California’s anti-Japanese maneuverings can’t simply be chalked up to wartime hysteria and misplaced paranoia – East Asia residents had been targeted by California lawmakers for decades. The federal Chinese Exclusion Act of 1882 halted Chinese immigration in response to the California business community’s complaints about their successes in fishing and other ventures; and, in 1913, Japanese residents were in the crosshairs of the California Alien Land Law, which prohibited Japanese and other Asian immigrants from owning or long-term leasing agricultural land. The Golden State has a longstanding history finagling land from those of non-Northern European ancestry. Just ask the Bear Flaggers.

While it’s commendable that Californians are reflecting upon the injustices of their recent past – it was only our parents and grandparents generations, after all – it also begs an alarming question of the future: What injustices and ignominies of today will our grandkids be dropping their jaws over 80 years from now?

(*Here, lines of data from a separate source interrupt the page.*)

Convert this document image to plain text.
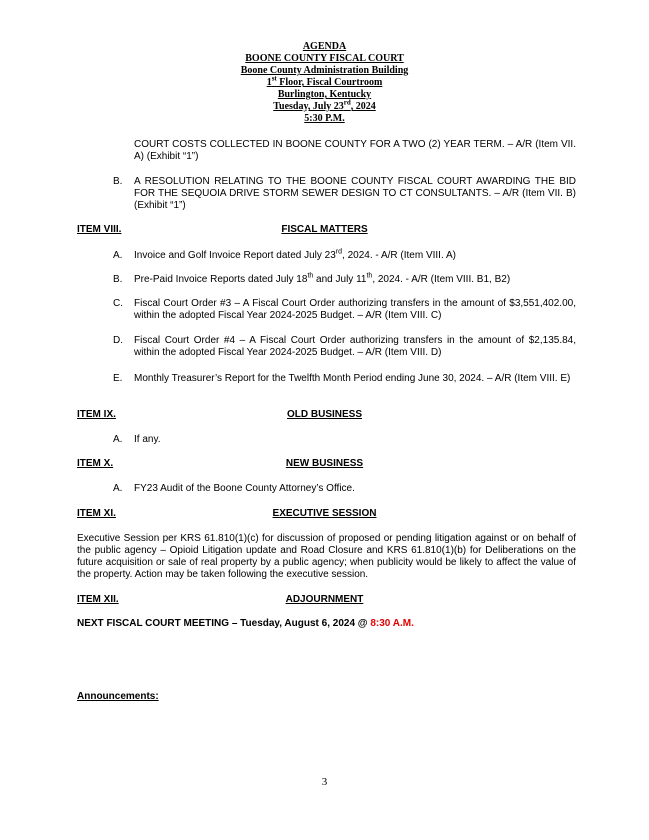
AGENDA
BOONE COUNTY FISCAL COURT
Boone County Administration Building
1st Floor, Fiscal Courtroom
Burlington, Kentucky
Tuesday, July 23rd, 2024
5:30 P.M.
COURT COSTS COLLECTED IN BOONE COUNTY FOR A TWO (2) YEAR TERM. – A/R (Item VII. A) (Exhibit “1”)
B. A RESOLUTION RELATING TO THE BOONE COUNTY FISCAL COURT AWARDING THE BID FOR THE SEQUOIA DRIVE STORM SEWER DESIGN TO CT CONSULTANTS. – A/R (Item VII. B) (Exhibit “1”)
ITEM VIII.	FISCAL MATTERS
A. Invoice and Golf Invoice Report dated July 23rd, 2024. - A/R (Item VIII. A)
B. Pre-Paid Invoice Reports dated July 18th and July 11th, 2024. - A/R (Item VIII. B1, B2)
C. Fiscal Court Order #3 – A Fiscal Court Order authorizing transfers in the amount of $3,551,402.00, within the adopted Fiscal Year 2024-2025 Budget. – A/R (Item VIII. C)
D. Fiscal Court Order #4 – A Fiscal Court Order authorizing transfers in the amount of $2,135.84, within the adopted Fiscal Year 2024-2025 Budget. – A/R (Item VIII. D)
E. Monthly Treasurer’s Report for the Twelfth Month Period ending June 30, 2024. – A/R (Item VIII. E)
ITEM IX.	OLD BUSINESS
A. If any.
ITEM X.	NEW BUSINESS
A. FY23 Audit of the Boone County Attorney’s Office.
ITEM XI.	EXECUTIVE SESSION
Executive Session per KRS 61.810(1)(c) for discussion of proposed or pending litigation against or on behalf of the public agency – Opioid Litigation update and Road Closure and KRS 61.810(1)(b) for Deliberations on the future acquisition or sale of real property by a public agency; when publicity would be likely to affect the value of the property. Action may be taken following the executive session.
ITEM XII.	ADJOURNMENT
NEXT FISCAL COURT MEETING – Tuesday, August 6, 2024 @ 8:30 A.M.
Announcements:
3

The answers play out like a game of Name That Recent Headline.

Attempts by the Trump administration and other far-right supporters to phase out the DACA program and strip the so-called Dreamers – citizens in everything but name – of their hopes for permanent residency is certainly a candidate for future abashment.

The cruel and frightening separations of border-crossing families will surely earn its unique place in American infamy; the placing of children in cages at the detention camps a particularly dark chapter in the book on the Trump era.

The lust to deny Americans healthcare; the zealotry in rolling back environmental and consumer protections; the bitter banning of travelers from poor Muslim countries.

The Orwellian “doublethink” that renders facts subjective and finds equivalency in the “very fine people” on both sides of a Neo-Nazi rally.

The abuse of the dignity and decency that was once an ideal of the American brand.

Still, one supposes there’s hope in the fact that none of these recent dishonors are as near as bad as the Japanese internments.

But give us time, future generations. As they say, atonement wasn’t built in a day.